New technical brief on stroke care published
Research Activities, March 2011, No. 367
A new technical brief highlighting a significant research gap related to stroke care was recently released by the Agency for Healthcare Research and Quality (AHRQ). Neurothrombectomy Devices for Treatment of Acute Ischemic Stoke was prepared by the University of Connecticut/Hartford Hospital Evidence-based Practice Center for AHRQ's Effective Health Care Program and published in the Annals of Internal Medicine. It is the latest of AHRQ's Technical Briefs, which are reports about an emerging or developing technology or treatment that can highlight areas for further research.
The report finds that there is limited high-quality research on the use of neurothrombectomy devices—an emerging technology—for the treatment of acute ischemic stroke. A significant unmet need exists for randomized controlled trials to determine the optimal device(s) to use and the patient populations most likely to benefit from their use.
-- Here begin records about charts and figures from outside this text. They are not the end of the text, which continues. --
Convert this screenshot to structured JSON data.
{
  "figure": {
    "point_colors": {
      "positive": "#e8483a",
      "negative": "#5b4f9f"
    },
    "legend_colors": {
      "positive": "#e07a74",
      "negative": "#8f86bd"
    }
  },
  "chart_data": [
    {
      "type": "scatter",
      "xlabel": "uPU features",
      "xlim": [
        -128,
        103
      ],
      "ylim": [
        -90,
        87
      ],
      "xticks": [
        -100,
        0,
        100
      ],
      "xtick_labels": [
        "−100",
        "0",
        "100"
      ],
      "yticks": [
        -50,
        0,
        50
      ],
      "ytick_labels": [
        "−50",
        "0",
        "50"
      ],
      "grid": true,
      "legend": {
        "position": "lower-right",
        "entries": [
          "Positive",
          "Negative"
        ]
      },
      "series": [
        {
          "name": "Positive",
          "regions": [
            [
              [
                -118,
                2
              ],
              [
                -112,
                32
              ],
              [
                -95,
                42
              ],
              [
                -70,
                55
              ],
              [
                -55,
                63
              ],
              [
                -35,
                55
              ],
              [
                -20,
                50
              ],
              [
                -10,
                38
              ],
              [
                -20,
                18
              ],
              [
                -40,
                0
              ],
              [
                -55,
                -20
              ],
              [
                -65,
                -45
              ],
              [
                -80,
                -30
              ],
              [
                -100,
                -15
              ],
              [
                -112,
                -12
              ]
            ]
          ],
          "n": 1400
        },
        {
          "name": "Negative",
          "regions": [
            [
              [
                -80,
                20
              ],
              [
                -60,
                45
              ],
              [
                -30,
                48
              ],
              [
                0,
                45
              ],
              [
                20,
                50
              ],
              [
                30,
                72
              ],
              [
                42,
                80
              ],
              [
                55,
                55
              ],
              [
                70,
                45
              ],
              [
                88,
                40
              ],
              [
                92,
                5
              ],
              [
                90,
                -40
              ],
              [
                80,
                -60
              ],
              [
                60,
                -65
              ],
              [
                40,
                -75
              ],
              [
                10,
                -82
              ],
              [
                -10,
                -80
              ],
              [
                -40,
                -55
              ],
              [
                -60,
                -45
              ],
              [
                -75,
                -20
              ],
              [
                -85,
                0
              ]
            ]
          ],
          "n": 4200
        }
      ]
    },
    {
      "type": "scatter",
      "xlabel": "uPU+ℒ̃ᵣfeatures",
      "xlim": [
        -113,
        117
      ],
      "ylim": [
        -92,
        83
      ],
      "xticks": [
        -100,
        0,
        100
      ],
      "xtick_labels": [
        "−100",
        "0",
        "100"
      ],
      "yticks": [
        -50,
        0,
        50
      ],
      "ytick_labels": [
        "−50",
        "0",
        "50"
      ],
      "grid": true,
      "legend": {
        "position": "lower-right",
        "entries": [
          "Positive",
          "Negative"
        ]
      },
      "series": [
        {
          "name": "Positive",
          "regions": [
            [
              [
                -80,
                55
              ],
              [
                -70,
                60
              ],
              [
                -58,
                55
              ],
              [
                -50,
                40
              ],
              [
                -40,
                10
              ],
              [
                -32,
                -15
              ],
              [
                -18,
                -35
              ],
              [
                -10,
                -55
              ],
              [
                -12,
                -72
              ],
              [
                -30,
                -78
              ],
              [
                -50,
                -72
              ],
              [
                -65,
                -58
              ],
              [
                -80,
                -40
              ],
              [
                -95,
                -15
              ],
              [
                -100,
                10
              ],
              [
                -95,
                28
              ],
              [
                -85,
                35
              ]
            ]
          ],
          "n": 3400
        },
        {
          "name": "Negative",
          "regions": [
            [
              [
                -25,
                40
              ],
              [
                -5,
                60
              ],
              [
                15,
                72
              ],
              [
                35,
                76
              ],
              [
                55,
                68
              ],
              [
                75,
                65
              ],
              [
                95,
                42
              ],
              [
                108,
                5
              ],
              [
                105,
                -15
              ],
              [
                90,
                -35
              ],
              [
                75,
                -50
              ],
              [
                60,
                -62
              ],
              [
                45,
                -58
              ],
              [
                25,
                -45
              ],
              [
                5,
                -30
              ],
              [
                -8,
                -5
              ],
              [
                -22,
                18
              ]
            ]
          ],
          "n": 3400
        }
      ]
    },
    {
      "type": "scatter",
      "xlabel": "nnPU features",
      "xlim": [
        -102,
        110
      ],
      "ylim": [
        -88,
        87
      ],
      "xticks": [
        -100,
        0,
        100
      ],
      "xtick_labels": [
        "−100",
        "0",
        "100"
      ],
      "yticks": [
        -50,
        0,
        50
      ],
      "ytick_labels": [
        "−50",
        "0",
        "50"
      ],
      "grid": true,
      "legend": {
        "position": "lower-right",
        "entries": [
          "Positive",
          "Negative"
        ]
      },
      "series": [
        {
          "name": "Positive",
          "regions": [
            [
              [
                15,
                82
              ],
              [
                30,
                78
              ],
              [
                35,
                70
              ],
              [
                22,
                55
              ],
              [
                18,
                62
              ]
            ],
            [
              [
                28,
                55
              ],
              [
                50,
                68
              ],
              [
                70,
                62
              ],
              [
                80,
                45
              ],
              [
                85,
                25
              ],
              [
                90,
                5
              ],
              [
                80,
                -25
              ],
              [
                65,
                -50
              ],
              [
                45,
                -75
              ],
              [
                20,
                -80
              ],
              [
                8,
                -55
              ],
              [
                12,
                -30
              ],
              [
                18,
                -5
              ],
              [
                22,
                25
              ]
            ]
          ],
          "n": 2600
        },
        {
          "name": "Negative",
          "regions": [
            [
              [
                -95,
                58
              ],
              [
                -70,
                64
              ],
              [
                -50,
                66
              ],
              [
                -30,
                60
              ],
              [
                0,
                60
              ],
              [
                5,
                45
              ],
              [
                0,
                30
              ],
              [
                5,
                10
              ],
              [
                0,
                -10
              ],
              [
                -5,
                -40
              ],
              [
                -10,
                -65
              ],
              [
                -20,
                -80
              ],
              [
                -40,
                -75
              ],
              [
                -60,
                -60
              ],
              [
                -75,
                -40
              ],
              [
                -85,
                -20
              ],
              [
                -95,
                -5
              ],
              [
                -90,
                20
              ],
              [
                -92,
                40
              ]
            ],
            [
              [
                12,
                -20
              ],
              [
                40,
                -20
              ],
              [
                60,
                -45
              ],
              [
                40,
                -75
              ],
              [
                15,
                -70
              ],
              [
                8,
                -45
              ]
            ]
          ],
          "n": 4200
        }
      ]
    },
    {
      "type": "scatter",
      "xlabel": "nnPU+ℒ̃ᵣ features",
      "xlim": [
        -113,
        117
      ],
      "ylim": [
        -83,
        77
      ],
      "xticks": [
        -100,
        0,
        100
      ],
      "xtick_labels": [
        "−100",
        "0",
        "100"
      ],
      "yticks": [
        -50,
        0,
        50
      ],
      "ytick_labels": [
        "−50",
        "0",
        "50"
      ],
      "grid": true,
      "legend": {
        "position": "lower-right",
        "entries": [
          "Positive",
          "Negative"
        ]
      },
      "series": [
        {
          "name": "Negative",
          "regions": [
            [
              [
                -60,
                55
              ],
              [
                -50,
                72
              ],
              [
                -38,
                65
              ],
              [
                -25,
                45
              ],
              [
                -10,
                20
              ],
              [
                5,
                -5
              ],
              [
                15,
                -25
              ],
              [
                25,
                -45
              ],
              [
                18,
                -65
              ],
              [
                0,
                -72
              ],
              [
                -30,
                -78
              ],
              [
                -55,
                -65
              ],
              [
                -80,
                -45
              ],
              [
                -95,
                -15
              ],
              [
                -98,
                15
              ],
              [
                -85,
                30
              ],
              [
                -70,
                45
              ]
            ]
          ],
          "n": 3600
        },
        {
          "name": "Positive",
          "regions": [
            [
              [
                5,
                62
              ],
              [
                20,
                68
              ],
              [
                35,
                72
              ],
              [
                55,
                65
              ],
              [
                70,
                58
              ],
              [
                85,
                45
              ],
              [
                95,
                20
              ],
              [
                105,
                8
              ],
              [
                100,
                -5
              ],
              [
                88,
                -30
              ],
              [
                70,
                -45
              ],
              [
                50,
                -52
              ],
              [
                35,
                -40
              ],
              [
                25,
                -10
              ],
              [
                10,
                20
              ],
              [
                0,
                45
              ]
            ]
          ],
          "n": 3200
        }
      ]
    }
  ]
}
Advances in this technology may ultimately change the way that strokes are treated, but at this point, the specific population that is most likely to benefit from these devices is still under investigation.
A total of seven neurothrombectomy devices are currently in clinical use in the United States. The U.S. Food and Drug Administration (FDA) has cleared two for marketing for use in patients with an acute ischemic stroke to restore blood flow. Other devices have FDA indications ranging from retrieval of intravascular foreign bodies to infusion of fluids into the peripheral vasculature. Data on the use of these various devices are limited.